As the economic news has improved in recent weeks demand has begun to strengthen again, and the number of offers made in November was 1% higher than the five-year average. Late autumn was certainly better than early autumn for the London property market, as we analysed here.

Overall, transaction volumes in London were 10% lower in the 12 months to November than the previous year, when numbers were boosted by a stamp duty holiday. That said, above £10 million, it has been the strongest year since 2015, as we explored here.

Meanwhile, average prices fell by 2.1% in the year to December in PCL, which was marginally less than our forecast of -3%. In POL, the decline was 1.6%, which also exceeded the 3% drop we forecast.

Price declines have not been as steep as forecast in most residential markets, with the Nationwide and Halifax both reporting a small rise across the UK in recent months.

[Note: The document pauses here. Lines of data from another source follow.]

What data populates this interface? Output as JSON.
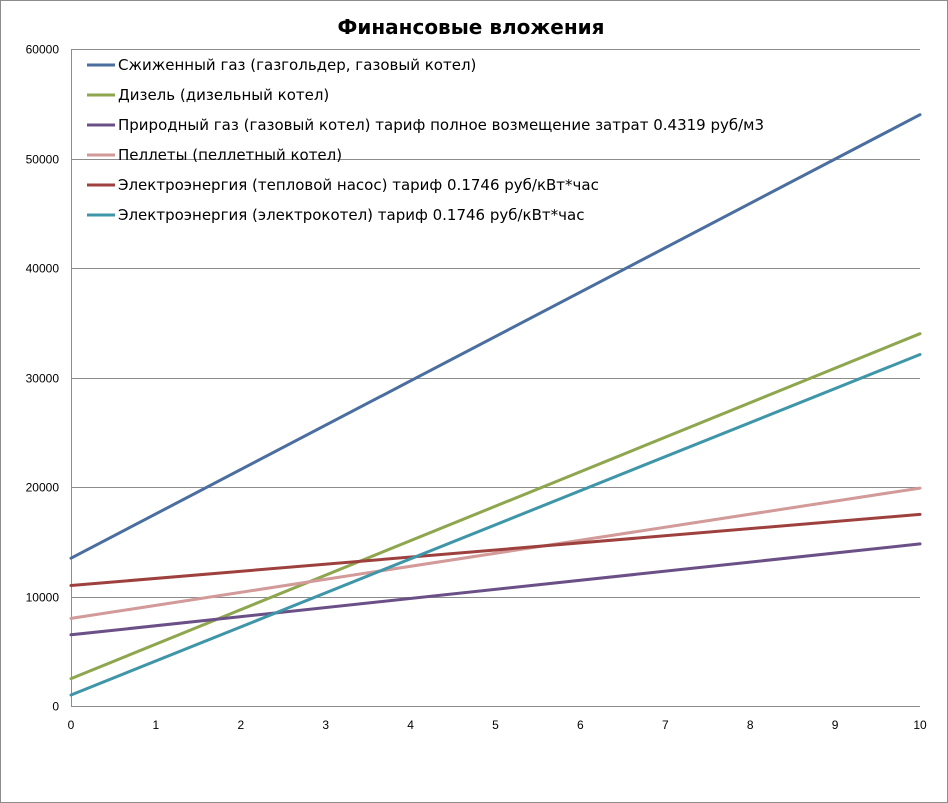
{
  "chart_data": {
    "type": "line",
    "title": "Финансовые вложения",
    "xlabel": "",
    "ylabel": "",
    "xlim": [
      0,
      10
    ],
    "ylim": [
      0,
      60000
    ],
    "x_ticks": [
      0,
      1,
      2,
      3,
      4,
      5,
      6,
      7,
      8,
      9,
      10
    ],
    "y_ticks": [
      0,
      10000,
      20000,
      30000,
      40000,
      50000,
      60000
    ],
    "grid": true,
    "legend_position": "top-left",
    "series": [
      {
        "name": "Сжиженный газ (газгольдер, газовый котел)",
        "color": "#4a6e9f",
        "x": [
          0,
          10
        ],
        "y": [
          13500,
          54000
        ]
      },
      {
        "name": "Дизель (дизельный котел)",
        "color": "#8ea64e",
        "x": [
          0,
          10
        ],
        "y": [
          2500,
          34000
        ]
      },
      {
        "name": "Природный газ (газовый котел) тариф полное возмещение затрат 0.4319 руб/м3",
        "color": "#6a5087",
        "x": [
          0,
          10
        ],
        "y": [
          6500,
          14800
        ]
      },
      {
        "name": "Пеллеты (пеллетный котел)",
        "color": "#d29a98",
        "x": [
          0,
          10
        ],
        "y": [
          8000,
          19900
        ]
      },
      {
        "name": "Электроэнергия (тепловой насос) тариф 0.1746 руб/кВт*час",
        "color": "#9e413e",
        "x": [
          0,
          10
        ],
        "y": [
          11000,
          17500
        ]
      },
      {
        "name": "Электроэнергия (электрокотел) тариф 0.1746 руб/кВт*час",
        "color": "#3e96a8",
        "x": [
          0,
          10
        ],
        "y": [
          1000,
          32100
        ]
      }
    ]
  }
}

Low transaction volumes may skew the numbers but there are other factors supporting prices.

A strong jobs market, the availability of longer mortgages, the fact more homes are owned outright than with a mortgage (35% vs 29% according to the latest English Housing Survey) and the absence of forced selling due to tighter mortgage stress-testing rules since the global financial crisis have all helped avoid steeper declines.

Looking to 2024, there is a window of opportunity for buyers and sellers as the economy settles and before a general election is called. If the Rwanda rebellion is quelled, the window will presumably stretch late into the year as the government allows the impact of this year’s autumn statement and next year’s spring Budget to take effect.

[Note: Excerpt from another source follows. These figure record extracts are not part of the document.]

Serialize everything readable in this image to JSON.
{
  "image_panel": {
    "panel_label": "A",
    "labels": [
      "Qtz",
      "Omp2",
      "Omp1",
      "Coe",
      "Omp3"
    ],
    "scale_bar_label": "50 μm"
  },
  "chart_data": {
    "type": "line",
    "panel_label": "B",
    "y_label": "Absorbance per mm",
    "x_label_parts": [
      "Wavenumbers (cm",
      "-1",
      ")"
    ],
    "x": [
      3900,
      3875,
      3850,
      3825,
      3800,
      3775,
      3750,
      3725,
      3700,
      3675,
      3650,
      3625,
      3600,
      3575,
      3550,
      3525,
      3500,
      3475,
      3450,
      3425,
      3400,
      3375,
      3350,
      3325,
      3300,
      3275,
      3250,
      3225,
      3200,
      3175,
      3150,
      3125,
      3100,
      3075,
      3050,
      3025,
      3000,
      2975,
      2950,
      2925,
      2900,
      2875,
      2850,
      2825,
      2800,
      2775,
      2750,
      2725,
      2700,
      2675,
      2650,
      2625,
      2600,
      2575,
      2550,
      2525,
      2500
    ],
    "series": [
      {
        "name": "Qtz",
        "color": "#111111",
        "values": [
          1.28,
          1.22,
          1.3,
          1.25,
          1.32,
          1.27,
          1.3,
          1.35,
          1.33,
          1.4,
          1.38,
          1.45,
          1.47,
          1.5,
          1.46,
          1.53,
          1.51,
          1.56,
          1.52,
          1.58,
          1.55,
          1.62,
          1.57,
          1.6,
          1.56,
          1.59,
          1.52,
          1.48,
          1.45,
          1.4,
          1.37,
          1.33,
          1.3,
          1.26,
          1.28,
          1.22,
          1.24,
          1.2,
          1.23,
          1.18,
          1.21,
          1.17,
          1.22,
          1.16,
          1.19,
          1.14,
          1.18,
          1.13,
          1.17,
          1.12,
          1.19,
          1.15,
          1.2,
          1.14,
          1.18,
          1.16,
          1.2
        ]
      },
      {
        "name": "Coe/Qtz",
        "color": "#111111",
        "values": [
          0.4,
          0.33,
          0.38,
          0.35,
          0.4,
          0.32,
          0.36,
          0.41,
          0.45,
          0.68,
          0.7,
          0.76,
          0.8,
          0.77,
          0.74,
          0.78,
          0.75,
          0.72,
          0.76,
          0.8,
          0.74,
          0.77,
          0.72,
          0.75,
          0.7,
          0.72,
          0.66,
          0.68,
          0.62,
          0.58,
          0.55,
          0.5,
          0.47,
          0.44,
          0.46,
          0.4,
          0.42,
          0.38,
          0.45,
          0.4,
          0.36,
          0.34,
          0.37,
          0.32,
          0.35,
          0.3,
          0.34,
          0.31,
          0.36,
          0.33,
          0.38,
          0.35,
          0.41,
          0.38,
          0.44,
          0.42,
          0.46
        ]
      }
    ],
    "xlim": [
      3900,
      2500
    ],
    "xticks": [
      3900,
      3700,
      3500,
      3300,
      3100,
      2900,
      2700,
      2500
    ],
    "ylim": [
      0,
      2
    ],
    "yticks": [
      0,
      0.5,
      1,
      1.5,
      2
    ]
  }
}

A general election brings uncertainty, but this time not only is there the prospect of a change in government but the possibility that Rishi Sunak will be forced to act sooner rather than later by rebellious factions in his own party.

In terms of the political risks, changes to non dom rules and rates of stamp duty for overseas buyers could curb demand in London’s prime postcodes under a new administration.

But, as Paddy Dring, global head of prime sales at Knight Frank said: “To some extent this is priced in. It has been the direction of travel globally for at least a decade. Governments want to control the flow of wealth around the world as it becomes increasingly mobile.”

In prime outer London, plans to add VAT to private school fees at a time when more favourable fixed rate mortgage deals are ending may also take the temperature down a degree or two.

For all of these reasons, we believe prices are unlikely to move very much in either direction next year in PCL and POL.